My go-to healthy meal:
Take a bag of frozen veggies. Any kind you like, or any that's on sale at the moment. Not, like, a bag of peas, but something with an exotic name like San Francisco Blend. I pay exorbitant grocery prices up here in Seward's Folly, but it never comes to more than 2.50, and unless it's a super carrot-heavy blend, seldom more than 200 calories for the whole pound.
Put the veggies in a pyrex pie dish (thrift stores always carry these) with a quick squirt of Pam or a scant 1/2 tsp fat, rubbed even to save you cleaning later. sprinkle with salt and, if you're feeling daring, a bit of cumin.
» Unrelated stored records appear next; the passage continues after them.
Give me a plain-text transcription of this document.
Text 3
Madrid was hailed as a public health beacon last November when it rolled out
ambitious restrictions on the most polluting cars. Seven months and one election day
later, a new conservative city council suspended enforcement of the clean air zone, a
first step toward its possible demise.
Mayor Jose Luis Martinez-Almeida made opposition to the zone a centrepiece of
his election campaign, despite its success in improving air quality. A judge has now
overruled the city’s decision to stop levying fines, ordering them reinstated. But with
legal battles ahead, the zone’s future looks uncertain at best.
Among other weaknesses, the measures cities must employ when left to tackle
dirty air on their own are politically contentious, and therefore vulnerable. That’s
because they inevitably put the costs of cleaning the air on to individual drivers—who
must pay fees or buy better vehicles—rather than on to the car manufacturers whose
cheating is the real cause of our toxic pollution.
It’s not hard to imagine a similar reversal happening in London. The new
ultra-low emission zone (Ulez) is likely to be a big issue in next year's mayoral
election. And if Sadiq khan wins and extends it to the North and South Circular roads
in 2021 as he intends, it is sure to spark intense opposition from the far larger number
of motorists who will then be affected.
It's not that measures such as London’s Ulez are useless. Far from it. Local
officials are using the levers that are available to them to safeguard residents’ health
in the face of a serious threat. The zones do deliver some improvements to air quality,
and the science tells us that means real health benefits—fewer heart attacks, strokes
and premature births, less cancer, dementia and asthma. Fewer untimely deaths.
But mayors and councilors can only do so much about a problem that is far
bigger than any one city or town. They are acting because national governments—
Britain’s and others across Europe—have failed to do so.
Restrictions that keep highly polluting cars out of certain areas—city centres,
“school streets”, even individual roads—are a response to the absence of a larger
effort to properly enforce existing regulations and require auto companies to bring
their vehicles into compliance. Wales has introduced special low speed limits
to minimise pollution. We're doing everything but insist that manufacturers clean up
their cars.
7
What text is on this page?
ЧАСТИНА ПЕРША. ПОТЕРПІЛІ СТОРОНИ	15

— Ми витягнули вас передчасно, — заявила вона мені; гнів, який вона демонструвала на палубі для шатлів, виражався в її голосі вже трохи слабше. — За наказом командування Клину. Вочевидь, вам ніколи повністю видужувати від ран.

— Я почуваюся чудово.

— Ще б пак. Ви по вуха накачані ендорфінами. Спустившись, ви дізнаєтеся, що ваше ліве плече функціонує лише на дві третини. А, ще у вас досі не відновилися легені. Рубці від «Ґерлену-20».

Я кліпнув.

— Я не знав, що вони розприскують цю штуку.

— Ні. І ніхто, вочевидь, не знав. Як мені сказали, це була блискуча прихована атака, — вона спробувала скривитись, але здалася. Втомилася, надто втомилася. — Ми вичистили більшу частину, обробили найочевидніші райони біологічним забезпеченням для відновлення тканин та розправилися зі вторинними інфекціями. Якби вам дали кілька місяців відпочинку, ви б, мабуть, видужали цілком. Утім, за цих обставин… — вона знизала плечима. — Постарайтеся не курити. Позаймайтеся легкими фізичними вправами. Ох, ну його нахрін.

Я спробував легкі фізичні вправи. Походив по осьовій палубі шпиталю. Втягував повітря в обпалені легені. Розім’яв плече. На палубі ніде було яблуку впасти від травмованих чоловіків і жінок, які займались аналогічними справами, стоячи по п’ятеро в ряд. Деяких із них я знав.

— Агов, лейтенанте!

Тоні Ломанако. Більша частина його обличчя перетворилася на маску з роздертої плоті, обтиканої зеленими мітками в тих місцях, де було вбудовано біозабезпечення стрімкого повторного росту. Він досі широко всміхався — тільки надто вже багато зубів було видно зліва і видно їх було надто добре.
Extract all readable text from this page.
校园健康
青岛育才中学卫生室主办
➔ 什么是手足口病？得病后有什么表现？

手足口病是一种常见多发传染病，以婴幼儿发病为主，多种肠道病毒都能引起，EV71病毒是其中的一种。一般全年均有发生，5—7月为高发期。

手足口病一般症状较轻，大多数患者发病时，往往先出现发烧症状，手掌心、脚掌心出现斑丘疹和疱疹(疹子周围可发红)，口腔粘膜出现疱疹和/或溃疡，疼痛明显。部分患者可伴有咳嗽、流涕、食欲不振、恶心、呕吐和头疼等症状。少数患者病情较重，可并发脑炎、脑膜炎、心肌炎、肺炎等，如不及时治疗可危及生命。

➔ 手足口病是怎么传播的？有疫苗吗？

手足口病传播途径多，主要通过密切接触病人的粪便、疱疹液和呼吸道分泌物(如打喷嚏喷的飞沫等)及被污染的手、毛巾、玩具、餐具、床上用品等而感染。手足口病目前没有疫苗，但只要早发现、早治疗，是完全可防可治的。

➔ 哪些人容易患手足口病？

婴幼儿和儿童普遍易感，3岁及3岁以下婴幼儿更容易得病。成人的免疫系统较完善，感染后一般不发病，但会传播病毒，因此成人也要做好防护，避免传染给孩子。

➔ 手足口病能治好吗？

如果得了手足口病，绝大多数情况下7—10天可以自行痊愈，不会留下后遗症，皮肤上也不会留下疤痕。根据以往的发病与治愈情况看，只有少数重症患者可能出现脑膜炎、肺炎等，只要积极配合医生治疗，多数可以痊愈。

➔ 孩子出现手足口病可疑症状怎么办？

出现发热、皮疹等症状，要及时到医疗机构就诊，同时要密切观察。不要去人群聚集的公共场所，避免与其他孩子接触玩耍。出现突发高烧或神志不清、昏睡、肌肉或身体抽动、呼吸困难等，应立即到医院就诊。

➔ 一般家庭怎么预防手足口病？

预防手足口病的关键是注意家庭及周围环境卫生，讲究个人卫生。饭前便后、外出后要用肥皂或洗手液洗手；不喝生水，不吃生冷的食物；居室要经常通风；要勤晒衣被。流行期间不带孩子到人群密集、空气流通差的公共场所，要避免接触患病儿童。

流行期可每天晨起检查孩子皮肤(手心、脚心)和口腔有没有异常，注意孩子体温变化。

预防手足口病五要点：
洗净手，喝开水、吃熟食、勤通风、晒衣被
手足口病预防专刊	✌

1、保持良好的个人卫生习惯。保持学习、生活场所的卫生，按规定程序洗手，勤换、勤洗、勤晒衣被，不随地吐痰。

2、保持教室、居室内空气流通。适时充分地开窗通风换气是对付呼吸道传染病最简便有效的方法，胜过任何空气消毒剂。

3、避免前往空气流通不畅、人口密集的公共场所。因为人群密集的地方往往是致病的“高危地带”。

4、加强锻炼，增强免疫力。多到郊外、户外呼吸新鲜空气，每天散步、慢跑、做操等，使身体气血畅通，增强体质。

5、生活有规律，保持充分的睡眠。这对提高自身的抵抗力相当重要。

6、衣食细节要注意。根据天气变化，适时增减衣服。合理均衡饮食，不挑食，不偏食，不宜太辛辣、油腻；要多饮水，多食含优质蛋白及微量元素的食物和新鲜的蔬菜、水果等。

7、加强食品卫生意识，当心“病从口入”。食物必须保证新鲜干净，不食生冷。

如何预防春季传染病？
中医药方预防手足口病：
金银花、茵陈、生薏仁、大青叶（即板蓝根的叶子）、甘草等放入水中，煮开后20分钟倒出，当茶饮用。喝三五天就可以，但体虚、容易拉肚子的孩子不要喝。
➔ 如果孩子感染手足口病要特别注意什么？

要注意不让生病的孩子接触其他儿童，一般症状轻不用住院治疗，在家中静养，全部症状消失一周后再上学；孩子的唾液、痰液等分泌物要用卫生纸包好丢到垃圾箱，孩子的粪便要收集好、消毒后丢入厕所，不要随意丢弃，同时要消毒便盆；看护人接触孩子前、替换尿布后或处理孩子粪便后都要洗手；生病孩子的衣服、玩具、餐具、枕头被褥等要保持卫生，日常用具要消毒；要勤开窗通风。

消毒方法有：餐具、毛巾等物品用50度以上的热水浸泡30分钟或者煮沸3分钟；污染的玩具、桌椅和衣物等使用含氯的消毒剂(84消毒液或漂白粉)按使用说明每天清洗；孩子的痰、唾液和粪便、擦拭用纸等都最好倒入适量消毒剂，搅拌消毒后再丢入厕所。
Bake at 350 for 20-35 minutes, to desired level of doneness. (Baked veggies beats boiled or steamed veggies in every conceivable Vegetable Desiredness category. Trust and believe.)
Sprinkle with soy sauce, or fancy soy sauce, or that lemon stuff, or mushroom catsup, or some other preserved fish sauce/garum type thing.
Sprinkle again with nutritional yeast, parmesan cheese, or ground seaweed.
If you're really feeling cray, sprinkle with toasted sesame seeds, of flax seeds, or chia, and if you want the best poop of your entire life, sprinkle psyllium husk powder on top of that.
It's a satisfying dinner. Lots of chewing and a full feeling belly, and no feeling of sacrifice.